Samaniego participó en el quinto capítulo del programa “Horizontes CEPAL”, en donde analizó los efectos del cambio climático y las alternativas al estilo de desarrollo actual.
Asimismo, analizó el estado del debate sobre el cambio climático, el costo de los posibles impactos de este fenómeno en América Latina y el Caribe y las alternativas para transitar hacia un nuevo estilo de desarrollo sobre la base de un gran impulso ambiental, con inversiones en sectores bajos en carbono.
Indicó que el Acuerdo de París, adoptado por la comunidad internacional en 2015 y que busca limitar el aumento de las temperaturas a 2 grados Celsius hacia fines de este siglo con relación a los niveles preindustriales, logró zanjar en gran medida el debate sobre la existencia y sobre las causas del cambio climático.
“Hoy no hay ninguna duda, por lo menos no en la comunidad científica, de que hay una influencia humana importante sobre el calentamiento global”, explicó.
“Hemos documentado tanto las perspectivas del cambio climático como la evaluación de sus posibles impactos en las economías latinoamericanas”, dijo Samaniego.
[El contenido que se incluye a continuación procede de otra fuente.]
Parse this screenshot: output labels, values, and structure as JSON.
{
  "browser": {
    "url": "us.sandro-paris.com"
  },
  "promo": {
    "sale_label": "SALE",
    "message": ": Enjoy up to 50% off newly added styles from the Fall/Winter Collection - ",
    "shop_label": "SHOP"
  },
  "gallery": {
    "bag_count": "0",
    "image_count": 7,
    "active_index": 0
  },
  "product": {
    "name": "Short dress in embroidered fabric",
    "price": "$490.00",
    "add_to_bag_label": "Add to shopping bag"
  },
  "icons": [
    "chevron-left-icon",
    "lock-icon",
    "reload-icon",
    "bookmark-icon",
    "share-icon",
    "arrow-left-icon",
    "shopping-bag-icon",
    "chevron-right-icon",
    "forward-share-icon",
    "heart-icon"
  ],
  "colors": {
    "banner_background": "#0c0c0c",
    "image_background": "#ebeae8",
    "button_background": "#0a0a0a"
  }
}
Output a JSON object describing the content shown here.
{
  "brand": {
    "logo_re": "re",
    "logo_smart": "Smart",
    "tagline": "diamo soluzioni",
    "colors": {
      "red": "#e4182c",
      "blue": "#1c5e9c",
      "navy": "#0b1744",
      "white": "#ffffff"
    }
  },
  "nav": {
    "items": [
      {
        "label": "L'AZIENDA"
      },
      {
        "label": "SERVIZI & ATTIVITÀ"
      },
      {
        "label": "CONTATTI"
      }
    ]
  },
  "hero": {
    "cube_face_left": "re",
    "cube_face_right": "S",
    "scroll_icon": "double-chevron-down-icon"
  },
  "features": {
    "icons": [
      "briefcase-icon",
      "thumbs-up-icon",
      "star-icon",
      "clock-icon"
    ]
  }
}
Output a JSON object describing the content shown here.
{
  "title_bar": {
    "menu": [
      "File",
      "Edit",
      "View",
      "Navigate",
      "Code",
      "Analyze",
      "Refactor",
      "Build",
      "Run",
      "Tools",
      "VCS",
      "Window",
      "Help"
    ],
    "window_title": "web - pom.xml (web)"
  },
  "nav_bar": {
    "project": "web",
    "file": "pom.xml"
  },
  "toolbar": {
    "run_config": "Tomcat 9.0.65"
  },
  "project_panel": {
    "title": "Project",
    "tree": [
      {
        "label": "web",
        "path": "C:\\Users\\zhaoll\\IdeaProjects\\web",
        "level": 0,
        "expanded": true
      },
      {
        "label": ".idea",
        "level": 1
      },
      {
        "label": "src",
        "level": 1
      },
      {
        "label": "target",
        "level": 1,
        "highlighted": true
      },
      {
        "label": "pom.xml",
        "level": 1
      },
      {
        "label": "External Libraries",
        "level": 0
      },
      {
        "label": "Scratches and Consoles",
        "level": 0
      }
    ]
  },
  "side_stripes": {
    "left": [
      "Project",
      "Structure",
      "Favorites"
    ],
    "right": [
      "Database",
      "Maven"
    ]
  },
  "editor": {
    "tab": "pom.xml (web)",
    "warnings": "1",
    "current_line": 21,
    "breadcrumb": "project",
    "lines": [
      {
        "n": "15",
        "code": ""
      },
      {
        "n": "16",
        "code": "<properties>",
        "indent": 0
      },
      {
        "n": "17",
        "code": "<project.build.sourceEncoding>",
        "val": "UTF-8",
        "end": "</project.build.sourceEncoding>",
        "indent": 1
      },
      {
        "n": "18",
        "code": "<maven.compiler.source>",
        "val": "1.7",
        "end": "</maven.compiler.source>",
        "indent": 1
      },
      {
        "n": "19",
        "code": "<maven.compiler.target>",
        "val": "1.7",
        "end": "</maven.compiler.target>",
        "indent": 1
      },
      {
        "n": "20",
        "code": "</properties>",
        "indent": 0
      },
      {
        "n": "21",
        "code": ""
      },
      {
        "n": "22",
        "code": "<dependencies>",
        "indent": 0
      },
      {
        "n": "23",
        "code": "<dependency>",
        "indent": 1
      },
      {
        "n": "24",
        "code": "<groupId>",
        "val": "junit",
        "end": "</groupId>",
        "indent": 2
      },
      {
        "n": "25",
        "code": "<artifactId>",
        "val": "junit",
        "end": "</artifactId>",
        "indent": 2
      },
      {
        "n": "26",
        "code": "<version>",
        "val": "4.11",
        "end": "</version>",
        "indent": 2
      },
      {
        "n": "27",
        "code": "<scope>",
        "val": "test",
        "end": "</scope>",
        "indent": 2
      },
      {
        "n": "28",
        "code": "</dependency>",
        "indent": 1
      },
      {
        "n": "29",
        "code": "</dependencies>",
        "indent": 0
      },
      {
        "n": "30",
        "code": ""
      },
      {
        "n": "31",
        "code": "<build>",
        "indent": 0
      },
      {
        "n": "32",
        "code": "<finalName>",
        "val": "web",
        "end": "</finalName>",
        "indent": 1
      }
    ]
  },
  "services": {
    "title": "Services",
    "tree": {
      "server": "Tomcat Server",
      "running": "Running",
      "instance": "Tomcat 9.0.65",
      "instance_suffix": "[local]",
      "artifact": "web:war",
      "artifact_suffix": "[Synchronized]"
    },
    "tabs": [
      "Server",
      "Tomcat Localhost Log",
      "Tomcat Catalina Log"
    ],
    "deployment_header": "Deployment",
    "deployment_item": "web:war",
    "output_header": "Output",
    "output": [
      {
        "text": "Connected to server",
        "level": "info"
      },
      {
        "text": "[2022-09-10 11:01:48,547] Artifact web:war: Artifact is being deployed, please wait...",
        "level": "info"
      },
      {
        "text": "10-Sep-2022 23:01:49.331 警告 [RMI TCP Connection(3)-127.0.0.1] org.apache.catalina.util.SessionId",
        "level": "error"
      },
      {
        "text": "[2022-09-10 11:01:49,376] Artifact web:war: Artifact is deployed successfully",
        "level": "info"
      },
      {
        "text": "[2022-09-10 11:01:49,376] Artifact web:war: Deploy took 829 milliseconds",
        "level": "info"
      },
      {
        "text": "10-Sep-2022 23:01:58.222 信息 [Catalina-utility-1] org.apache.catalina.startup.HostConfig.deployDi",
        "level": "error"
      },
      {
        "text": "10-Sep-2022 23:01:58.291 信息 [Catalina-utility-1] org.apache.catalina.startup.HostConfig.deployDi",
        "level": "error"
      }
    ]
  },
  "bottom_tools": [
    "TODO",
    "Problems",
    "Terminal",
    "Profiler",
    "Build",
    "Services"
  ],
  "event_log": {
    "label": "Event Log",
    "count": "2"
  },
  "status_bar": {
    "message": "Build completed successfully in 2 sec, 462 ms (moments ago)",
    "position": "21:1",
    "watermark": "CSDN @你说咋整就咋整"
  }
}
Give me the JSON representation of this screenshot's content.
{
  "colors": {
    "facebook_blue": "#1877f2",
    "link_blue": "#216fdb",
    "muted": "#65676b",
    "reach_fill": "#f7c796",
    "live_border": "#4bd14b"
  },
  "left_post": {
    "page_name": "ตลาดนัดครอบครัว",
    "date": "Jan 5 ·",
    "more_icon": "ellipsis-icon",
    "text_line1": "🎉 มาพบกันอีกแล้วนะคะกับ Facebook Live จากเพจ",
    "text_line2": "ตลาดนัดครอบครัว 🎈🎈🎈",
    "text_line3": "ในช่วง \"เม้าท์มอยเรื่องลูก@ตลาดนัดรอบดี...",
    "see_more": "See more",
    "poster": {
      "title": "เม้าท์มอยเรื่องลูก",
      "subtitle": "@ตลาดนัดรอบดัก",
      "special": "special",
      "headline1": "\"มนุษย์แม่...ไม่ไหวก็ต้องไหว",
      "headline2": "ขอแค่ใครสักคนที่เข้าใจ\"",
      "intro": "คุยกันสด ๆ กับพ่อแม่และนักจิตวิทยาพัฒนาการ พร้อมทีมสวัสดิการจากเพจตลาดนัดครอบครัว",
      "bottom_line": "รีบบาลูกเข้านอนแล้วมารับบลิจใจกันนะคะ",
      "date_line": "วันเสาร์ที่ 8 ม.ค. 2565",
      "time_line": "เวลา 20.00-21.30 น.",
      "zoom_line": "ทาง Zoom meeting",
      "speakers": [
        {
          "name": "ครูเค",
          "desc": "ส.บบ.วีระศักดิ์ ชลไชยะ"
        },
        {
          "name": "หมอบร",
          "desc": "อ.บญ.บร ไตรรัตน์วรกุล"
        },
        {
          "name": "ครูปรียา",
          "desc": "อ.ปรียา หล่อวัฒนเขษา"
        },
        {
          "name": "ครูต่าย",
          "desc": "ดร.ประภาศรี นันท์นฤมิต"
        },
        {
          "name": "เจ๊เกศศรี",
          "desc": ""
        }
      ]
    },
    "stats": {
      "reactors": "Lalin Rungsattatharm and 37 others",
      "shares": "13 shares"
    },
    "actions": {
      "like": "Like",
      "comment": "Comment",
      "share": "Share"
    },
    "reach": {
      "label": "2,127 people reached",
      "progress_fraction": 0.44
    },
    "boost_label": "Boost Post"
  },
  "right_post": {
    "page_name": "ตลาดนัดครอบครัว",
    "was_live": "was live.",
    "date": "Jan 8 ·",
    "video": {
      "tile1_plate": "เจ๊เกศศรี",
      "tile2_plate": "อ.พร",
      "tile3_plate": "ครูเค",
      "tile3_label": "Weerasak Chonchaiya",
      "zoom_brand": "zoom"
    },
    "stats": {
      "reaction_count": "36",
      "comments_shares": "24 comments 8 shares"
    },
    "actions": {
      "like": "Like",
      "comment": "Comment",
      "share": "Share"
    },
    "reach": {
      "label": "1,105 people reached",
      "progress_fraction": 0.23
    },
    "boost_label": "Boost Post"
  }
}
La Cepal ha estimado que si la temperatura media de la región aumenta en 2.5 °C (probablemente alrededor de 2050) los efectos en la región serían, aún con un alto nivel de incertidumbre, de entre 1.5% y 5% del producto interno bruto (PIB) actual de América Latina y el Caribe. Los costos de adaptación, en tanto, se calculan inferiores al 0.5%.
Apuntó que hoy en día existe una tensión entre los viejos modos de producción y consumo heredados del siglo XX, cuyas consecuencias ambientales se están revelando insostenibles a largo plazo, y un nuevo modelo más sostenible pero aún incipiente.
“Hay opciones de desarrollo distintas que pueden encuadrarse mejor dentro de los límites de la naturaleza sin sacrificar el bienestar”, dijo.
Como ejemplos positivos en la región, señala que ya hay países cuya matriz eléctrica, no energética, es dominantemente renovable, como Costa Rica y Uruguay.
Destacó también el impulso que Ecuador viene dando a la generación hidroeléctrica y el esfuerzo que Brasil, Chile y México también están realizando para facilitar la penetración de las energías renovables por medio de estrategias de licitación que han permitido bajar el precio al que compran los gobiernos de alrededor de 100 dólares a 30 dólares por megavatio-hora (MWh).
“Esto genera a la vez ganancias económicas, ambientales y sociales”, expresó.
En el ámbito de la movilidad urbana, que hoy genera graves problemas de salud y de productividad asociados a la contaminación y a la congestión de las ciudades, Samaniego plantea que la región podría generar cadenas de valor para construir infraestructuras de transporte colectivo.
“Con ello se podría al mismo tiempo mejorar la calidad de vida, aminorar la huella ambiental, ser mucho más inclusivo y generar nuevos motores de desarrollo”, recalcó.
Junto a estas opciones, la tecnificación radical de la agricultura es otra de las alternativas planteadas por Samaniego para avanzar hacia un gran impulso ambiental, que implica un cambio en el estilo de desarrollo que permitiría cumplir con las metas económicas, sociales y ambientales de forma simultánea, tal como plantea la Agencia 2030 para el Desarrollo Sostenible.